Não basta alimentar apenas o espírito: consideramos também o impacto que a magia e a devoção às divindades ctônicas exercem sobre nossa psicologia, comportamento e escolhas de vida. Nada na bruxaria ctônica é feito de maneira superficial. Por isso, não desconsideramos a ciência, ela se faz presente desde a biologia até a psicologia, auxiliando-nos a compreender a transformação pessoal através da mitologia dos deuses e deusas ao qual cultuamos.
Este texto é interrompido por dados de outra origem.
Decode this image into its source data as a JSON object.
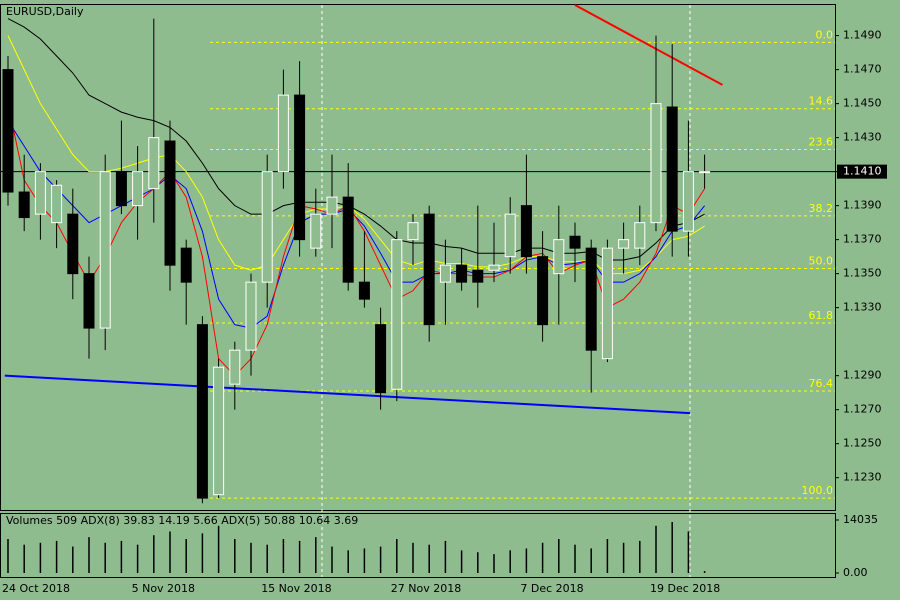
{
  "chart_data": {
    "type": "candlestick",
    "title": "EURUSD,Daily",
    "categories": [
      "24 Oct 2018",
      null,
      null,
      null,
      null,
      null,
      null,
      null,
      "5 Nov 2018",
      null,
      null,
      null,
      null,
      null,
      null,
      null,
      "15 Nov 2018",
      null,
      null,
      null,
      null,
      null,
      null,
      null,
      "27 Nov 2018",
      null,
      null,
      null,
      null,
      null,
      null,
      null,
      "7 Dec 2018",
      null,
      null,
      null,
      null,
      null,
      null,
      null,
      "19 Dec 2018",
      null,
      null,
      null
    ],
    "open": [
      1.147,
      1.1398,
      1.1385,
      1.138,
      1.1385,
      1.135,
      1.1318,
      1.141,
      1.139,
      1.14,
      1.1428,
      1.1365,
      1.132,
      1.122,
      1.1285,
      1.1305,
      1.1345,
      1.141,
      1.1455,
      1.1365,
      1.1385,
      1.1395,
      1.1345,
      1.132,
      1.1282,
      1.137,
      1.1385,
      1.1345,
      1.1355,
      1.1352,
      1.1352,
      1.136,
      1.139,
      1.136,
      1.135,
      1.1372,
      1.1365,
      1.13,
      1.1365,
      1.1365,
      1.138,
      1.1448,
      1.1375,
      1.141
    ],
    "high": [
      1.1478,
      1.142,
      1.1415,
      1.1405,
      1.14,
      1.136,
      1.142,
      1.144,
      1.1425,
      1.15,
      1.144,
      1.137,
      1.1325,
      1.13,
      1.131,
      1.135,
      1.142,
      1.147,
      1.1475,
      1.14,
      1.142,
      1.1415,
      1.1375,
      1.133,
      1.1375,
      1.1385,
      1.139,
      1.137,
      1.1365,
      1.139,
      1.138,
      1.1395,
      1.142,
      1.1375,
      1.139,
      1.138,
      1.137,
      1.137,
      1.138,
      1.139,
      1.149,
      1.1485,
      1.144,
      1.142
    ],
    "low": [
      1.139,
      1.1375,
      1.137,
      1.1365,
      1.1335,
      1.13,
      1.1305,
      1.1385,
      1.137,
      1.138,
      1.134,
      1.132,
      1.1215,
      1.1218,
      1.127,
      1.129,
      1.133,
      1.14,
      1.136,
      1.136,
      1.1365,
      1.134,
      1.133,
      1.127,
      1.1275,
      1.1355,
      1.131,
      1.132,
      1.134,
      1.133,
      1.1345,
      1.135,
      1.135,
      1.131,
      1.132,
      1.1345,
      1.128,
      1.1298,
      1.135,
      1.1355,
      1.1375,
      1.136,
      1.136,
      1.14
    ],
    "close": [
      1.1398,
      1.1383,
      1.141,
      1.1402,
      1.135,
      1.1318,
      1.141,
      1.139,
      1.141,
      1.143,
      1.1355,
      1.1345,
      1.1218,
      1.1295,
      1.1305,
      1.1345,
      1.141,
      1.1455,
      1.137,
      1.1385,
      1.1395,
      1.1345,
      1.1335,
      1.128,
      1.137,
      1.138,
      1.132,
      1.1355,
      1.1345,
      1.1345,
      1.1355,
      1.1385,
      1.136,
      1.132,
      1.137,
      1.1365,
      1.1305,
      1.1365,
      1.137,
      1.138,
      1.145,
      1.1375,
      1.141,
      1.141
    ],
    "series": [
      {
        "color": "#000000",
        "values": [
          1.15,
          1.1495,
          1.1488,
          1.1478,
          1.1468,
          1.1455,
          1.145,
          1.1445,
          1.1442,
          1.144,
          1.1436,
          1.1428,
          1.1415,
          1.14,
          1.139,
          1.1385,
          1.1385,
          1.139,
          1.1392,
          1.1392,
          1.1392,
          1.139,
          1.1385,
          1.1378,
          1.137,
          1.1368,
          1.1368,
          1.1366,
          1.1365,
          1.1362,
          1.1362,
          1.1362,
          1.1365,
          1.1365,
          1.1362,
          1.1362,
          1.1363,
          1.1358,
          1.1358,
          1.136,
          1.1368,
          1.1378,
          1.138,
          1.1385
        ]
      },
      {
        "color": "#ffff00",
        "values": [
          1.149,
          1.147,
          1.145,
          1.1435,
          1.142,
          1.141,
          1.141,
          1.1412,
          1.1415,
          1.1418,
          1.142,
          1.141,
          1.1395,
          1.137,
          1.1355,
          1.1352,
          1.1355,
          1.137,
          1.1385,
          1.1388,
          1.1388,
          1.139,
          1.1382,
          1.137,
          1.1358,
          1.1355,
          1.1358,
          1.1356,
          1.1356,
          1.1354,
          1.1354,
          1.1356,
          1.136,
          1.136,
          1.1357,
          1.1357,
          1.1358,
          1.135,
          1.135,
          1.1352,
          1.136,
          1.137,
          1.1372,
          1.1378
        ]
      },
      {
        "color": "#0000ff",
        "values": [
          1.144,
          1.1425,
          1.141,
          1.14,
          1.139,
          1.138,
          1.1385,
          1.139,
          1.1395,
          1.14,
          1.1408,
          1.14,
          1.1375,
          1.1335,
          1.132,
          1.1318,
          1.1325,
          1.1355,
          1.138,
          1.1385,
          1.1385,
          1.1388,
          1.1378,
          1.1362,
          1.1345,
          1.1345,
          1.135,
          1.135,
          1.1352,
          1.135,
          1.135,
          1.1352,
          1.1358,
          1.136,
          1.1355,
          1.1356,
          1.1358,
          1.1345,
          1.1345,
          1.135,
          1.136,
          1.1375,
          1.1378,
          1.139
        ]
      },
      {
        "color": "#ff0000",
        "values": [
          1.145,
          1.1405,
          1.139,
          1.138,
          1.1362,
          1.1345,
          1.136,
          1.138,
          1.1392,
          1.14,
          1.141,
          1.1395,
          1.136,
          1.13,
          1.129,
          1.13,
          1.132,
          1.136,
          1.139,
          1.1388,
          1.1385,
          1.139,
          1.1375,
          1.1355,
          1.1335,
          1.134,
          1.1352,
          1.135,
          1.135,
          1.1348,
          1.1348,
          1.1352,
          1.136,
          1.1362,
          1.135,
          1.1355,
          1.1358,
          1.133,
          1.1335,
          1.1345,
          1.1362,
          1.139,
          1.1385,
          1.14
        ]
      }
    ],
    "trendlines": [
      {
        "color": "#ff0000",
        "x": [
          35,
          44.1
        ],
        "values": [
          1.1508,
          1.1461
        ]
      },
      {
        "color": "#0000ff",
        "x": [
          -0.2,
          42.1
        ],
        "values": [
          1.129,
          1.1268
        ]
      }
    ],
    "fib_levels": [
      {
        "value": 1.1486,
        "label": "0.0"
      },
      {
        "value": 1.1447,
        "label": "14.6"
      },
      {
        "value": 1.1423,
        "label": "23.6"
      },
      {
        "value": 1.1384,
        "label": "38.2"
      },
      {
        "value": 1.1353,
        "label": "50.0"
      },
      {
        "value": 1.1321,
        "label": "61.8"
      },
      {
        "value": 1.1281,
        "label": "76.4"
      },
      {
        "value": 1.1218,
        "label": "100.0"
      }
    ],
    "ylim": [
      1.1211,
      1.1508
    ],
    "yticks": [
      {
        "value": 1.149,
        "label": "1.1490"
      },
      {
        "value": 1.147,
        "label": "1.1470"
      },
      {
        "value": 1.145,
        "label": "1.1450"
      },
      {
        "value": 1.143,
        "label": "1.1430"
      },
      {
        "value": 1.141,
        "label": "1.1410"
      },
      {
        "value": 1.139,
        "label": "1.1390"
      },
      {
        "value": 1.137,
        "label": "1.1370"
      },
      {
        "value": 1.135,
        "label": "1.1350"
      },
      {
        "value": 1.133,
        "label": "1.1330"
      },
      {
        "value": 1.129,
        "label": "1.1290"
      },
      {
        "value": 1.127,
        "label": "1.1270"
      },
      {
        "value": 1.125,
        "label": "1.1250"
      },
      {
        "value": 1.123,
        "label": "1.1230"
      }
    ],
    "current_price": {
      "value": 1.141,
      "label": "1.1410"
    },
    "volume_title": "Volumes 509 ADX(8) 39.83 14.19 5.66 ADX(5) 50.88 10.64 3.69",
    "volumes": [
      9000,
      7500,
      8000,
      8500,
      7000,
      9500,
      8000,
      8500,
      7500,
      10000,
      11000,
      9000,
      10500,
      12500,
      9000,
      8000,
      7500,
      9000,
      8500,
      9500,
      7000,
      6000,
      6500,
      7000,
      9000,
      8000,
      7500,
      8500,
      6000,
      5500,
      5000,
      6000,
      6500,
      8000,
      9000,
      7500,
      6500,
      9000,
      8000,
      8500,
      12500,
      13500,
      11000,
      509
    ],
    "volume_ylim": [
      0,
      14035
    ],
    "volume_yticks": [
      14035,
      {
        "value": 0,
        "label": "0.00"
      }
    ]
  }
}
Nossos guias espirituais no caminho da arte da mudança de dentro pra fora.

Essa conexão psíquica com as divindades ctônicas nos permite ampliar o leque de possibilidade devocional, interligando práticas ancestrais helênicas e bruxas, com concepções profundas sobre como as divindades ctônicas se relacionam com os mistérios da mente e do nosso inconsciente.

Esses três pilares mostram como a bruxaria ctônica está intrinsecamente conectada à integração das polaridades: luz e sombra, dia e noite, acima e abaixo, vida e morte, em um constante ciclo de transformação.

Acredito que essa seja a gota sagrada da bruxaria ctônica.

Uma vertente comprometida com um caminho libertador, um solo fértil para quem não teme trabalhar arduamente para viver além da miséria que nos condicionam.

Agora me responda, bruxa:

Você deseja ter seus segredos revelados e suas sombras expostas em troca do poder necessário para realmente mudar sua vida?

Você está disposta a rasgar, torcer, morrer em vida e renascer quantas vezes for necessário com seus guias, para assumir seu protagonismo e parar de terceirizar problemas que deveriam ser enfrentados de frente, com mais fé e autoridade espiritual?

Se sim, então posso dizer com toda certeza: você encontrou o caminho certo. A bruxaria ctônica irá te esvaziar, te preencher, te fazer transbordar e viver a delícia de conhecer a si mesmo, enquanto usa a magia obscura como fonte para transformar sua vida.